When I visited the podcast’s website, I see they had anticipated this response.
“Thank you. You loved Gilbert. We did too. We need to take time off, mourn, and figure out what we’re going to do next.”
This is how to stay in touch with your fans.
But he’s famous! I’m not
Remember, “begin as you mean to go on”?
First, you don’t know if you have fans. Even if you have one, and it’s your mother, you should keep her up to date about your plans.
I can think of many authors who don’t. There’s the best-selling urban fantasy author who started a second series with a new character and world. Teresa loved those books so much she tracked when they were published and bought them. But the author never said when the next one would come out, and didn’t tell her fans that she wasn’t writing any more of them.
Then there’s the indie author whose two superhero novels did fantastic business. He ended the second one on a major cliffhanger. But for some reason, he didn’t publish the third. He dropped (I think) one blogposts telling fans it would be delayed.

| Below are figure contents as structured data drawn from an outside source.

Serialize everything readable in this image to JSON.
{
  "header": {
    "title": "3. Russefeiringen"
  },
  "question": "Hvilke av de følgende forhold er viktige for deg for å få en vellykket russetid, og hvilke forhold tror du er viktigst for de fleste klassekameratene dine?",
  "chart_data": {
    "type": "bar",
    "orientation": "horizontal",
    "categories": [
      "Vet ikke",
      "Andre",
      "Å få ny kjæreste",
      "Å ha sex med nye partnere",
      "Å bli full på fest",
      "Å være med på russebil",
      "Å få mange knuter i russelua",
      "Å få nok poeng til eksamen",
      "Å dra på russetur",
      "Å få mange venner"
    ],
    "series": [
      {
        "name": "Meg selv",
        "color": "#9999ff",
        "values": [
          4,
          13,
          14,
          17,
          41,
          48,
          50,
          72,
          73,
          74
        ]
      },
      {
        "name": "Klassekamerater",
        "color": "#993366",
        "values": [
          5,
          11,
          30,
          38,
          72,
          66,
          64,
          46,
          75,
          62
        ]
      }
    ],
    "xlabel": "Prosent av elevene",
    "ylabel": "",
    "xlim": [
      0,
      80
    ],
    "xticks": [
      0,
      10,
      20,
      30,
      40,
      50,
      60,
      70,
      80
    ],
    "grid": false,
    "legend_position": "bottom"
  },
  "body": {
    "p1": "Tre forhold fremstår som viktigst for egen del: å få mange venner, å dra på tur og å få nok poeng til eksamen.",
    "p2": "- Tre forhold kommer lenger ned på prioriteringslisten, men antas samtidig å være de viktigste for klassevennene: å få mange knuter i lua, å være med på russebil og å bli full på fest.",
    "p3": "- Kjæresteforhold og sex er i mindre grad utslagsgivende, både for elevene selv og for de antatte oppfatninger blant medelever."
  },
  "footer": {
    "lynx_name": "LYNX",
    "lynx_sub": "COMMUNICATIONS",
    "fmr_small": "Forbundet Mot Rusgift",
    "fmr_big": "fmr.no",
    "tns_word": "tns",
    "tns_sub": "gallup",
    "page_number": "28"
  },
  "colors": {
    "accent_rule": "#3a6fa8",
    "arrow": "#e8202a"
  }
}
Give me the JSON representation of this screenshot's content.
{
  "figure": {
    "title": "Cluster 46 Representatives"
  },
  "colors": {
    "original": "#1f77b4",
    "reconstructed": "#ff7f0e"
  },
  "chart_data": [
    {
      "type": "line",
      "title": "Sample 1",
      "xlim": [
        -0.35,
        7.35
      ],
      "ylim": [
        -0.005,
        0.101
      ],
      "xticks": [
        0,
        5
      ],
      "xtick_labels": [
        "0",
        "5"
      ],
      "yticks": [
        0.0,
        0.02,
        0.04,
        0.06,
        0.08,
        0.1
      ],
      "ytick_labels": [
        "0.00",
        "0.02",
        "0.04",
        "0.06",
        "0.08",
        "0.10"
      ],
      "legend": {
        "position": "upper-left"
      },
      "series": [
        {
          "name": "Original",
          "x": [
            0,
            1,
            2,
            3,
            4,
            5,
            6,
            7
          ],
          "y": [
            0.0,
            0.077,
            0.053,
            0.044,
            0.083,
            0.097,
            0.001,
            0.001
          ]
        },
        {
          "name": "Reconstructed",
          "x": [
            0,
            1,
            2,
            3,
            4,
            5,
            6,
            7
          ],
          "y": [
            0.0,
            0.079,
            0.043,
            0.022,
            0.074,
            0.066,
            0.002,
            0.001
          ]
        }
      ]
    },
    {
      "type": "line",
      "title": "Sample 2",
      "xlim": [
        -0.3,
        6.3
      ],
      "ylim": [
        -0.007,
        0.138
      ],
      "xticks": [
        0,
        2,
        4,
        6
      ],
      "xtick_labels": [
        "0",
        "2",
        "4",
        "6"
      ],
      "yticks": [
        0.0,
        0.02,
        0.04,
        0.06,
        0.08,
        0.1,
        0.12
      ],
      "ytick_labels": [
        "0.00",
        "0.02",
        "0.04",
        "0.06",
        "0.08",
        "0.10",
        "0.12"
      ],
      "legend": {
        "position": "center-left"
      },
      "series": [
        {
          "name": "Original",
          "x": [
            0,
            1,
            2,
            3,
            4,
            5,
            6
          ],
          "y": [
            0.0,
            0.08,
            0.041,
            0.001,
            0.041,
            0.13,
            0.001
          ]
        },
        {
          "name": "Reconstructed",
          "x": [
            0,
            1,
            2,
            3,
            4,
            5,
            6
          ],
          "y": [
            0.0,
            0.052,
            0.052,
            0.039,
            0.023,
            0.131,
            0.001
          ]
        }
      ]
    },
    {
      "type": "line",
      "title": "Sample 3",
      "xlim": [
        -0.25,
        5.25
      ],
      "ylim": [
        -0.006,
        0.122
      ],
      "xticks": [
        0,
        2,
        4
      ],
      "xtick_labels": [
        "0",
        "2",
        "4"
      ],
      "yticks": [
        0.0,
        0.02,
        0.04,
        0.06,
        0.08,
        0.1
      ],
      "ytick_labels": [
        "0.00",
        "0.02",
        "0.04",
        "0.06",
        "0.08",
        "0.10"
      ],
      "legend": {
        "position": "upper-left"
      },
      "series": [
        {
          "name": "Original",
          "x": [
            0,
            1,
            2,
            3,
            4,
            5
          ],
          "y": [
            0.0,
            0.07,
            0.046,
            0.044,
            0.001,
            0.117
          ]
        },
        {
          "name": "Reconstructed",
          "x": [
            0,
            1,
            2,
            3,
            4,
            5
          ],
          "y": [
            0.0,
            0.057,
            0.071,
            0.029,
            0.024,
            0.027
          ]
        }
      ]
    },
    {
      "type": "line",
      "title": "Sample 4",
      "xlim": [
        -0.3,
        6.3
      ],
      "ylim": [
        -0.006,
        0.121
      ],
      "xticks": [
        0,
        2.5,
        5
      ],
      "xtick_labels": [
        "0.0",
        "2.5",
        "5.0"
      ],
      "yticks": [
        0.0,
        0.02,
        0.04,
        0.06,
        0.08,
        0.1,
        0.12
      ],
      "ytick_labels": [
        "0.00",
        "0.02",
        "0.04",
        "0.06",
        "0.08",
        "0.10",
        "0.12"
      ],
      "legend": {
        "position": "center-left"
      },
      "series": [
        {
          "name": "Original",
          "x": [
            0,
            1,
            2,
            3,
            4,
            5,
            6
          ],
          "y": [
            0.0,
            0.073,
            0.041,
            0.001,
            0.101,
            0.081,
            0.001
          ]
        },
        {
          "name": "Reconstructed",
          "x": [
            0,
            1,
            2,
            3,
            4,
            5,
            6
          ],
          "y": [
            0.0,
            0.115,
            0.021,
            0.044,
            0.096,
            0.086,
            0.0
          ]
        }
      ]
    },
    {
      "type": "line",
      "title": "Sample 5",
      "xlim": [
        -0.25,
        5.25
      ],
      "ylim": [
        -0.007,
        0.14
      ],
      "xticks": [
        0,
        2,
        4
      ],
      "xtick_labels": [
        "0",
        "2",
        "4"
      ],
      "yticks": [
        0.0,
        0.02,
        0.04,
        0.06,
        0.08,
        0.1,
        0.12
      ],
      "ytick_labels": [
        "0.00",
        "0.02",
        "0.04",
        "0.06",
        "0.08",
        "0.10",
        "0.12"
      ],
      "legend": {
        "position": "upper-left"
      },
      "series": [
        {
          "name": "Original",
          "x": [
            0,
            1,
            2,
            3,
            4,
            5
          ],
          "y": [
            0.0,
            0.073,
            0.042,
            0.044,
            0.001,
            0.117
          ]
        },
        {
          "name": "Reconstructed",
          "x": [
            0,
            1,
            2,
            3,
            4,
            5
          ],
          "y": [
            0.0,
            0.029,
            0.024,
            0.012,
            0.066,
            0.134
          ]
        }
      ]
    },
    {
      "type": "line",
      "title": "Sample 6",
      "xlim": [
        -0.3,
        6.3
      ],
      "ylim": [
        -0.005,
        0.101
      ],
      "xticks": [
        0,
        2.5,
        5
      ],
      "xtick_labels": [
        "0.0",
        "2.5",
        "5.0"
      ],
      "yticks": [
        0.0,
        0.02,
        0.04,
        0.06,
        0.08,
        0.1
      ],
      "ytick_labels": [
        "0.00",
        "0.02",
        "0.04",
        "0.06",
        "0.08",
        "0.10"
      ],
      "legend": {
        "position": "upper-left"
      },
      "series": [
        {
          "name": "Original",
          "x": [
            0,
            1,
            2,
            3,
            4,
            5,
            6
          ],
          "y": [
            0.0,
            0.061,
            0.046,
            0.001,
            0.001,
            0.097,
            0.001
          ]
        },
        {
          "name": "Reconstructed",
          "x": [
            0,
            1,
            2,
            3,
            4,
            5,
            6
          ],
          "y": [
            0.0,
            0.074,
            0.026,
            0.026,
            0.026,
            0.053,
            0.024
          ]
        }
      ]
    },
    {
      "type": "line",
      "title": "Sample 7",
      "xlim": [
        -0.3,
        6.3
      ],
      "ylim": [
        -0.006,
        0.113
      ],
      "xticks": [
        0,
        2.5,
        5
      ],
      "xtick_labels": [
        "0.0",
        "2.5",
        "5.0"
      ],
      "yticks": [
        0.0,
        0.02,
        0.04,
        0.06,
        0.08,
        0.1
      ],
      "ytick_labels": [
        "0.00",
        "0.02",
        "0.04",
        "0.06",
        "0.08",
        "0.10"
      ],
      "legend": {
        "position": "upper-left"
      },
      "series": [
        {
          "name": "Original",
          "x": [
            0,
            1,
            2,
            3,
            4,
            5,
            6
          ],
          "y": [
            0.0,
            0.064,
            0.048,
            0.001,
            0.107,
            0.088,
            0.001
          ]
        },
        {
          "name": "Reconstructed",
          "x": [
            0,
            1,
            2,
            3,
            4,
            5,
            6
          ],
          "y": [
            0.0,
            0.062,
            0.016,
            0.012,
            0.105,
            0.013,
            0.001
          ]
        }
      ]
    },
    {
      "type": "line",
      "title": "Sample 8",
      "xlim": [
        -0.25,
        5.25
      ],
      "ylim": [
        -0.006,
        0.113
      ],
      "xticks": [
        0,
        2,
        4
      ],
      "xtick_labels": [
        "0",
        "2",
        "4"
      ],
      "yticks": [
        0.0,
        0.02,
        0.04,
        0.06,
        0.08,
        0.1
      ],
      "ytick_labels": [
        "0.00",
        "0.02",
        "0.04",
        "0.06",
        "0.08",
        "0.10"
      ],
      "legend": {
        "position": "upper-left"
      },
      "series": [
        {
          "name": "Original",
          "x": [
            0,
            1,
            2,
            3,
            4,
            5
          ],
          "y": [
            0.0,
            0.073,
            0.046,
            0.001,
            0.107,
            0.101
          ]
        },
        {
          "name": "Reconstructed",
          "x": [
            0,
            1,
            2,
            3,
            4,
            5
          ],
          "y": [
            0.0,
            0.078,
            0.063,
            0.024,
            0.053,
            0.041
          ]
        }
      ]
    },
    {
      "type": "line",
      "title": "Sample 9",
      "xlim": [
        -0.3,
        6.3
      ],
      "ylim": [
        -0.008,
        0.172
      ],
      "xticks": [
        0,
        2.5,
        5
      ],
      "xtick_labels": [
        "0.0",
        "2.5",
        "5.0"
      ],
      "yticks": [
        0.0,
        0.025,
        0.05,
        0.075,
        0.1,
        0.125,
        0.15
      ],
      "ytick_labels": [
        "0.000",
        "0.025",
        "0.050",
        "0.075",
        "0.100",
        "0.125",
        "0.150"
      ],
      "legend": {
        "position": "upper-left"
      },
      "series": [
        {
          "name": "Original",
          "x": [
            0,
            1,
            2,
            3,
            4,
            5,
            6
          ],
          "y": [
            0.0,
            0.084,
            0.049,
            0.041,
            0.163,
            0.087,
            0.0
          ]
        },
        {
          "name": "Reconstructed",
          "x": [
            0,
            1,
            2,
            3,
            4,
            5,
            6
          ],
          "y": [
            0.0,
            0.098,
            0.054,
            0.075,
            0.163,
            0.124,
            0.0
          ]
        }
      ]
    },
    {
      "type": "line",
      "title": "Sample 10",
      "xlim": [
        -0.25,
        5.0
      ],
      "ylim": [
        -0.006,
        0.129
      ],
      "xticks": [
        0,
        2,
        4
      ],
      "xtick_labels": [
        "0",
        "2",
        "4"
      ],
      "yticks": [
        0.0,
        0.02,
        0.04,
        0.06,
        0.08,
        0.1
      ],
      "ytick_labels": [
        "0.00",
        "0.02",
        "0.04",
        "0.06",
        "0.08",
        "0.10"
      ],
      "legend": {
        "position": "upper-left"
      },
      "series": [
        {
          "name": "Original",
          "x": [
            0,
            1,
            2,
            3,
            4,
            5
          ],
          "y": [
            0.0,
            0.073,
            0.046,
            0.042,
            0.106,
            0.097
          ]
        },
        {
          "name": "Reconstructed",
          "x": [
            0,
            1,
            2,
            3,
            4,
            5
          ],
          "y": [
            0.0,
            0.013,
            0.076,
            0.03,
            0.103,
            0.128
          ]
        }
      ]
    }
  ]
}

He published the third book recently, after five years of silence. I learned about it only by visiting his Amazon page on an impulse.
Even though Teresa loved the first two books, she hasn’t bought the third. Mostly because of the upheavals in our lives recently, but also the desire to know what happened next has faded.
Thus the lesson: Stay in touch with your fans. I don’t mean confess everything that’s going on in your life (unless you’re one of those confessional authors).
Just a note, if only to say, “Hang on! My next story’s coming!”